Mobility Resilience Under Extreme Weather
Research Question
How does extreme precipitation affect rideshare demand across New York City neighborhoods, and do lower-income communities experience differential recovery trajectories?
Approach
A Difference-in-Differences causal framework treating extreme precipitation events as a natural experiment. The model estimates treatment effects using zone and time fixed effects, comparing trip volumes on weather-shock days against otherwise similar non-shock days within each taxi zone.
Data Pipeline
- 100M+ NYC TLC HVFHV trip records (Parquet, Polars) across 262 NYC taxi zones
- NOAA hourly precipitation observations merged at the zone-event level
- Automated pipeline: raw loading → datetime normalization → weather merge → feature engineering
- Calendar features (hour, day-of-week, month) and lagged demand (1-7 day lags) as controls
Key Results
- Causal effect: Statistically significant +97 trip/zone/day demand increase on extreme precipitation days (p < 0.0001)

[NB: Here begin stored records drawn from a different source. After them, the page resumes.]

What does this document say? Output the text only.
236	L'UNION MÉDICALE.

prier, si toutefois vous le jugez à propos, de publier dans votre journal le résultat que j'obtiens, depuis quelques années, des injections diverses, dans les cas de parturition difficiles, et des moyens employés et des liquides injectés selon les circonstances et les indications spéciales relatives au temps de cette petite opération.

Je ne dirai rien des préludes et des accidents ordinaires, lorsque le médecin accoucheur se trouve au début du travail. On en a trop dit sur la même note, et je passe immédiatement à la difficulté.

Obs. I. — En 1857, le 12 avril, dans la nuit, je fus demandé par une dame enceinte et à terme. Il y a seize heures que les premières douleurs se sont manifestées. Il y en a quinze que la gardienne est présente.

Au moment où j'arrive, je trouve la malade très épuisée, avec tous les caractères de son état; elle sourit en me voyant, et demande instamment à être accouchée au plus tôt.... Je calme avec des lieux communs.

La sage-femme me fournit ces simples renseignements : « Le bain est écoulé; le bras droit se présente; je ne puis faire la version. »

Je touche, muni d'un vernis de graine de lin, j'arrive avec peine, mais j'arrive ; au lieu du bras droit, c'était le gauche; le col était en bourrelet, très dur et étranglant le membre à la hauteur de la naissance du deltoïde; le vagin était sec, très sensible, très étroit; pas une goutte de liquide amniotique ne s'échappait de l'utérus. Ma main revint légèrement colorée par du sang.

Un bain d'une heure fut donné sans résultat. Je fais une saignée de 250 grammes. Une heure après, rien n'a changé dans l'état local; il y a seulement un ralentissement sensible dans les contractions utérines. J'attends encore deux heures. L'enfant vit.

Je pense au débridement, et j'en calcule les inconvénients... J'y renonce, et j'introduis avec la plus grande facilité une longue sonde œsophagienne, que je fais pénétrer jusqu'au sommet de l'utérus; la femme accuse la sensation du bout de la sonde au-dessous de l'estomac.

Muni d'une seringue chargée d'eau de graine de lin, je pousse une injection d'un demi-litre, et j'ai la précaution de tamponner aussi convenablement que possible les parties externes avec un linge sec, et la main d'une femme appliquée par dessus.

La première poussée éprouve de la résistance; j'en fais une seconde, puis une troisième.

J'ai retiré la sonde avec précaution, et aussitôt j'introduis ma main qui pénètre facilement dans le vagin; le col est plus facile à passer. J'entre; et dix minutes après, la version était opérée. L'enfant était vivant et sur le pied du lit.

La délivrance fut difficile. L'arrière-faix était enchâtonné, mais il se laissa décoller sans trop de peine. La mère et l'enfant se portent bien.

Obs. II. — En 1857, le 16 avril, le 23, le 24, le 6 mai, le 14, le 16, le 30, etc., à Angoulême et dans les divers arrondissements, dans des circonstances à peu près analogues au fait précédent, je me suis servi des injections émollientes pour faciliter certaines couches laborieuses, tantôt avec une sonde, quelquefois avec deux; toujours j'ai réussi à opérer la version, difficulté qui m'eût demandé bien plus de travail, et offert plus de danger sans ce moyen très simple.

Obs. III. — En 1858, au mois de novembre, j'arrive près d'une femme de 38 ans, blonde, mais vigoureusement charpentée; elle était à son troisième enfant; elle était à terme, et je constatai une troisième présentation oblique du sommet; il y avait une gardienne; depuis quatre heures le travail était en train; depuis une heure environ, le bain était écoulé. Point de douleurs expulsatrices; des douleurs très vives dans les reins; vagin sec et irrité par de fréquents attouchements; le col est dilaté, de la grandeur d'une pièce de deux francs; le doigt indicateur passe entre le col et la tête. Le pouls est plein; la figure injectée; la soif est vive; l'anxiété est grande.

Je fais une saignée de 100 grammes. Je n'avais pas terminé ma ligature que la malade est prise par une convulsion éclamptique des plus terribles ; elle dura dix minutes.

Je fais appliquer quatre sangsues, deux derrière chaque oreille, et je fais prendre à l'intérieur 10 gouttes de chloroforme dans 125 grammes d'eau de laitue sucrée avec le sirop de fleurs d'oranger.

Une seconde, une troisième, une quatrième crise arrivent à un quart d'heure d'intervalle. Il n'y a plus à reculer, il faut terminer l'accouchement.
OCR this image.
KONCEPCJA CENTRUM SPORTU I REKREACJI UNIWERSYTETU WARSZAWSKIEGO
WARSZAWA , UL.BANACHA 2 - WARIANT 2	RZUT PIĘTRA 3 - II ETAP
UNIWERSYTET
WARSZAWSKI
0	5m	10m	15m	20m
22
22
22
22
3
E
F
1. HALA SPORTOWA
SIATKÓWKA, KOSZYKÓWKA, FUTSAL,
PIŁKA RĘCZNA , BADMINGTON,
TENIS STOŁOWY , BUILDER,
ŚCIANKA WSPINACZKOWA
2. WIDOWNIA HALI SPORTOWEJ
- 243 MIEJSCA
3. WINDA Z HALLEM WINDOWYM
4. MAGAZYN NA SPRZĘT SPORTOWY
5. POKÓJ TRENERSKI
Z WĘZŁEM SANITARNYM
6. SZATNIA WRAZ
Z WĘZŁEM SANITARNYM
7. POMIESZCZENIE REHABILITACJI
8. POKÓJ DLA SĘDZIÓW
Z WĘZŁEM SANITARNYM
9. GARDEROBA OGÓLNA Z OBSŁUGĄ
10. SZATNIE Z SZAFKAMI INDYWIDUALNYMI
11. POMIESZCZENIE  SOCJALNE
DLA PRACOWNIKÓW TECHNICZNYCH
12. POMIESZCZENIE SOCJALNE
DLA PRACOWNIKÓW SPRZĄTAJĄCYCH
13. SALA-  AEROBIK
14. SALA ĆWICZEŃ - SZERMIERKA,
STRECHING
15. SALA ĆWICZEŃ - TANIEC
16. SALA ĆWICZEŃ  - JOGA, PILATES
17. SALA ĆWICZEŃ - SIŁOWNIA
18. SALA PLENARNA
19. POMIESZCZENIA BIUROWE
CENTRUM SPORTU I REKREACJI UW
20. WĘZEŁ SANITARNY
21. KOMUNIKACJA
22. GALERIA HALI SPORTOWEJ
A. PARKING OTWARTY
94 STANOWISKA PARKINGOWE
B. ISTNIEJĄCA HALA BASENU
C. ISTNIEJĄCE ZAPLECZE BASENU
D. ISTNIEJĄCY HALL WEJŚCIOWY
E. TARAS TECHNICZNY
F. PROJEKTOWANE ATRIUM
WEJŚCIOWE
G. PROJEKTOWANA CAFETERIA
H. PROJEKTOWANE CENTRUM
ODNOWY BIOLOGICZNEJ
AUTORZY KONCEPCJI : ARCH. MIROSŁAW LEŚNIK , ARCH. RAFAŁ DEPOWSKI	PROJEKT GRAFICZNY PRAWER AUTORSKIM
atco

- Demand forecasting: XGBoost/LightGBM models achieved R² = 0.96 with time-series cross-validation
- Top predictors: Lagged demand (1-day and 7-day) and precipitation intensity identified via SHAP feature importance
- Equity analysis: Stratified by neighborhood income quintile with Mann-Whitney U testing for differential weather shock recovery
Tech Stack
Python, Polars, Pandas, GeoPandas, NumPy, SciPy, Statsmodels, Scikit-learn, XGBoost, LightGBM, SHAP, Matplotlib, NOAA API, NYC TLC data. Build tooling via uv + pyproject.toml.